Résumé de la décision
La Cour de cassation a examiné un pourvoi formé par la société Fougerolle construction contre un arrêt de la cour d'appel de Paris. Les consorts de Y... avaient subi des dommages à leur propriété en raison de travaux réalisés par la société Fougerolle pour le compte de la SCI du Parc de Passy. La cour d'appel avait établi un lien de causalité entre les travaux et les dommages, et avait déterminé que les consorts de Y... avaient subi un préjudice financier. La Cour de cassation a rejeté les pourvois, confirmant la décision de la cour d'appel et la responsabilité de la société Fougerolle pour les dommages causés.
Arguments pertinents
1. Lien de causalité : La cour d'appel a constaté que les travaux de la société Fougerolle avaient déstabilisé un versant de colline, entraînant des fissures dans les biens des consorts de Y.... La Cour de cassation a confirmé que la cour d'appel avait correctement établi le lien de causalité entre les travaux et le préjudice subi. Elle a noté que "la cour d'appel [...] a pu retenir, sans inverser la charge de la preuve [...] que les consorts de Y... avaient subi un préjudice égal à la différence entre le prix qu'ils pouvaient escompter de la vente de leur bien [...] et le prix qu'ils en ont finalement retiré".

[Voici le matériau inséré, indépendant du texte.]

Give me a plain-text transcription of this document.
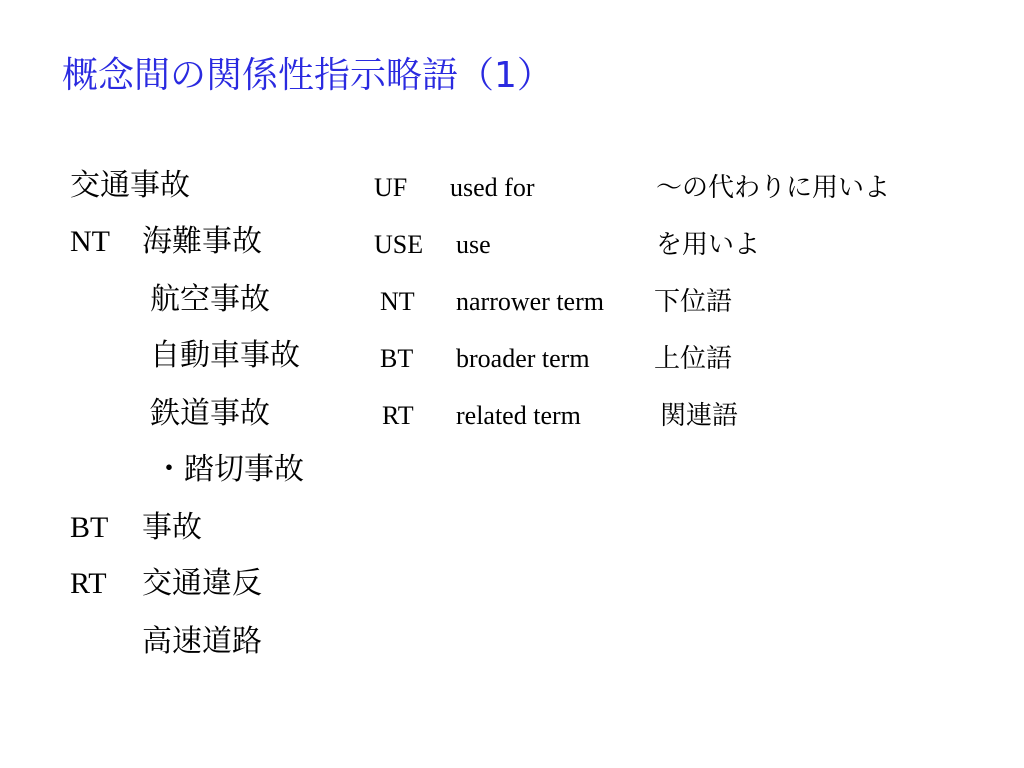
概念間の関係性指示略語（1）
交通事故
NT 海難事故
航空事故
自動車事故
鉄道事故
・踏切事故
BT 事故
RT 交通違反
高速道路
UF used for	～の代わりに用いよ
USE use	を用いよ
NT narrower term 下位語
BT broader term 上位語
RT related term	関連語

2. Responsabilité du maître de l'ouvrage : La cour d'appel a également relevé que les consorts de Y... avaient subi un trouble anormal de voisinage, et que la société Fougerolle, en tant qu'entrepreneur, était responsable des dommages causés. La Cour de cassation a affirmé que "les maîtres de l'ouvrage étaient responsables de plein droit vis-à-vis des consorts de Y..., que la responsabilité de la société Fougerolle était également engagée à leur égard".
Interprétations et citations légales
1. Responsabilité délictuelle : La décision s'appuie sur le principe de la responsabilité délictuelle, qui impose à tout auteur de dommage de réparer le préjudice causé. Cela est conforme aux dispositions du Code civil - Article 1240, qui stipule que "tout fait quelconque de l'homme, qui cause à autrui un dommage, oblige celui par la faute duquel il est arrivé à le réparer".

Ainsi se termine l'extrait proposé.